初步思路是通过哈希表法确定第三个数，但是题目中的不重复无法满足

本题的指导思路首先是双指针法，其次在去重的时候代码应该是‘if i > 0 and nums[i] == nums[i - 1]:’，因为我们需要去重的是相同的三元组而不是组内相同的数。

class Solution:
    def threeSum(self, nums: List[int]) -> List[List[int]]:
        n = len(nums)
        ans = []
        if n < 3:
            return ans
        nums.sort()
        for i in range(n):
            if nums[0] > 0:
                return ans
            if i > 0 and nums[i] == nums[i-1]:
                continue
            l,r = i+1,n-1
            while(l<r):
                sum = nums[i] + nums[l] + nums[r]
                if sum == 0:
                    ans.append([nums[i],nums[l],nums[r]])
                    while l < r and nums[r] == nums[r-1]:
                        r -= 1
                    while l < r and nums[l] == nums[l+1]:
                        l += 1
                    l += 1
                    r -= 1
                elif sum > 0:
                    r -= 1
                else:
                    l += 1
        return ans

leetcode18 四数之和

四数之和和三数之和有些相似，不同的是需要再三数之和外围加一个for循环。
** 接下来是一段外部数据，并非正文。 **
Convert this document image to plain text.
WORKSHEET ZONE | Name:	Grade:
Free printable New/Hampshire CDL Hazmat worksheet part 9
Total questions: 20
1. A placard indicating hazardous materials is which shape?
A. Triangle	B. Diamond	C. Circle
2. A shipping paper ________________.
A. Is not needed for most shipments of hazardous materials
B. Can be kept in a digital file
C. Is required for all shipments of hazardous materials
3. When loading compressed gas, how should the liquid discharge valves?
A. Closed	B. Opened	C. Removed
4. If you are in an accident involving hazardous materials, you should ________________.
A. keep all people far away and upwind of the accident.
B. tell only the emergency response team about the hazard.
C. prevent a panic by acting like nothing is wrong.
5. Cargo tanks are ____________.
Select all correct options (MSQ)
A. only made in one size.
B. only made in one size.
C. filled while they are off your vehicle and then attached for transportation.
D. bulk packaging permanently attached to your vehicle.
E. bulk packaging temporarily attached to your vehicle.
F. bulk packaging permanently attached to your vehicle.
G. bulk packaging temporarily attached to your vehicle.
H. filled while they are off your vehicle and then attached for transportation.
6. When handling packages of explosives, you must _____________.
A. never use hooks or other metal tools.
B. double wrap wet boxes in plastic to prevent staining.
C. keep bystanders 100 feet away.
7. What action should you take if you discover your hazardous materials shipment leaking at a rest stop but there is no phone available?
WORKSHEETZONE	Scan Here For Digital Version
同时由于四数之和中要求四数不重复，所以需要再循环前后加边界判断

class Solution:
    def fourSum(self, nums: List[int], target: int) -> List[List[int]]:
        n = len(nums)
        ans = []
        nums.sort()
        if n < 4 or not nums:
            return ans
        for i in range(n - 3):
            if i > 0 and nums[i] == nums[i - 1]:
                continue
            for j in range(i + 1, n):
                if j > i + 1 and nums[j] == nums[j - 1]:
                    continue
                l, r  = j + 1, n - 1
                while l < r:
                    sum = nums[i] + nums[j] + nums[l] + nums[r]
                    if sum == target:
                        ans.append([nums[i],nums[j],nums[l],nums[r]])
                        while l < r and nums[l] == nums[l+1]:
                            l += 1
                        while l < r and nums[r] == nums[r-1]:
                            r -= 1
                        l += 1
                        r -= 1
                    elif sum > 0:
                        r -= 1
                    else:
                        l += 1
        return ans